The availability of software archives accessible by the Internet, Usenet groups open to contributors, and most importantly, email to permit communication between project originators, contributors, and users, were all necessary for the success of the Linux development model on the scale that Linux itself has achieved. The legal infrastructure of open source combined with the technical infrastructure of the Internet to make this new approach possible.
The Linux development model is obviously not the only one for developing software. It depends on the commitment and knowledge of its user base to succeed. Such users simply may not be available for every type of program. End user applications (such as video games) have been slow to develop under open source or free software development models.
Nonetheless, the Linux development model is useful (and powerful in its applications) for much more than just Linux itself. The same Linux-style development has been used successfully for a large number of programs.
While the choice of a particular license is an important factor, it is far from the only factor in determining the development of any given project. Both Linux and the GNU project's many developments were created under the same license, the GPL. Nonetheless, as just described, they follow very different patterns of development. The circumstances surrounding the development of a project, and, in particular, the personalities of those involved and the technology available to its originators, developers, and users, can have far more to do with the success of a project than the choice of a particular license.
 The very first releases of Linux were released under an open source license of Torvalds' own devising.
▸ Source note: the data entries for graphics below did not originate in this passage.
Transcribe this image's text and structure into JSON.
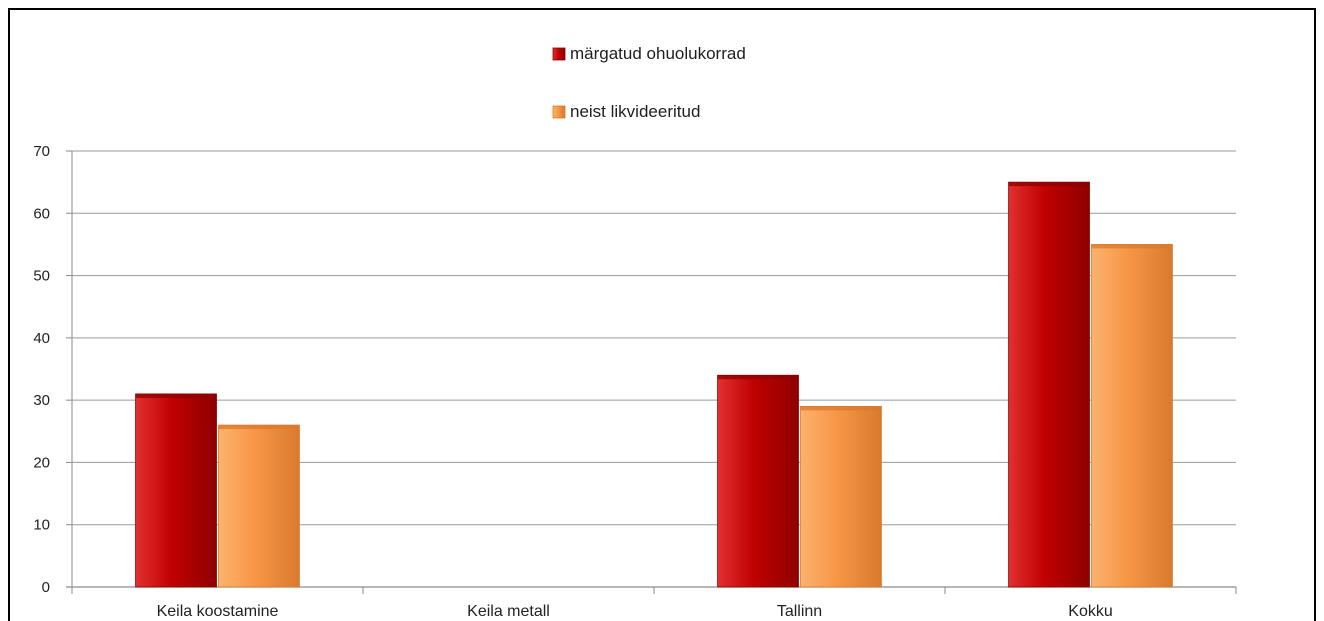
{
  "chart_data": {
    "type": "bar",
    "categories": [
      "Keila koostamine",
      "Keila metall",
      "Tallinn",
      "Kokku"
    ],
    "series": [
      {
        "name": "märgatud ohuolukorrad",
        "values": [
          31,
          0,
          34,
          65
        ],
        "color": "#c00000",
        "color_dark": "#8e0000",
        "color_light": "#e23030"
      },
      {
        "name": "neist likvideeritud",
        "values": [
          26,
          0,
          29,
          55
        ],
        "color": "#f79646",
        "color_dark": "#d97a2e",
        "color_light": "#fbb36e"
      }
    ],
    "yticks": [
      "0",
      "10",
      "20",
      "30",
      "40",
      "50",
      "60",
      "70"
    ],
    "ylim": [
      0,
      70
    ],
    "grid": true,
    "legend_position": "top-center",
    "xlabel": "",
    "ylabel": "",
    "title": ""
  }
}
Torvalds, however, adopted the GPL early on and it has covered every subsequent distribution of Linux.
The open development model may even keep code "open" that the governing license would permit to be closed, by incorporating it into a proprietary license. For example, as described in Chapter 2, the Apache License permits distribution of modified versions under proprietary licenses. In June of 1998, IBM announced that it would ship Apache as part of its WebSphere group of programs and provide continuing enterprise level support for it. As a natural consequence of this adoption, IBM developed its own modifications to the Apache software and distributed them under a license that it had written for this purpose, the IBM Public License. The original Apache license permitted IBM to license its modifications under a proprietary license and not to disclose their source code, and the IBM Public License did nothing to limit its ability to do so. Nonetheless, IBM continued to publish its source code and to freely permit the adoption or modification of its own work. The reason for this was simple. If IBM kept its code proprietary, eventually its version of Apache would depart from the standard Apache version. Future modifications to the standard version would become more difficult to port to IBM's version. IBM would lose the benefits of the open development process for its own version of Apache, as users and potential contributors would have less incentive to contribute bug reports or patches to it particularly when a strong competitor, such as standard Apache, existed in the same marketplace.
 The circumstances surrounding IBM's decision to support Apache are described in rebel code: inside linux and the open source revolution, by Glyn Moody, (Perseus Publishing, 2001) at page 205 and following.
In short, if IBM wanted to remain a contributor to the process (as well as a beneficiary in the fullest sense), it had to contribute, or at least not to keep whatever contributions it had already made to itself. Regardless of the terms of either of the applicable licenses, IBM's or Apache's, to get the full benefits of open source development, IBM had to live by open development rules.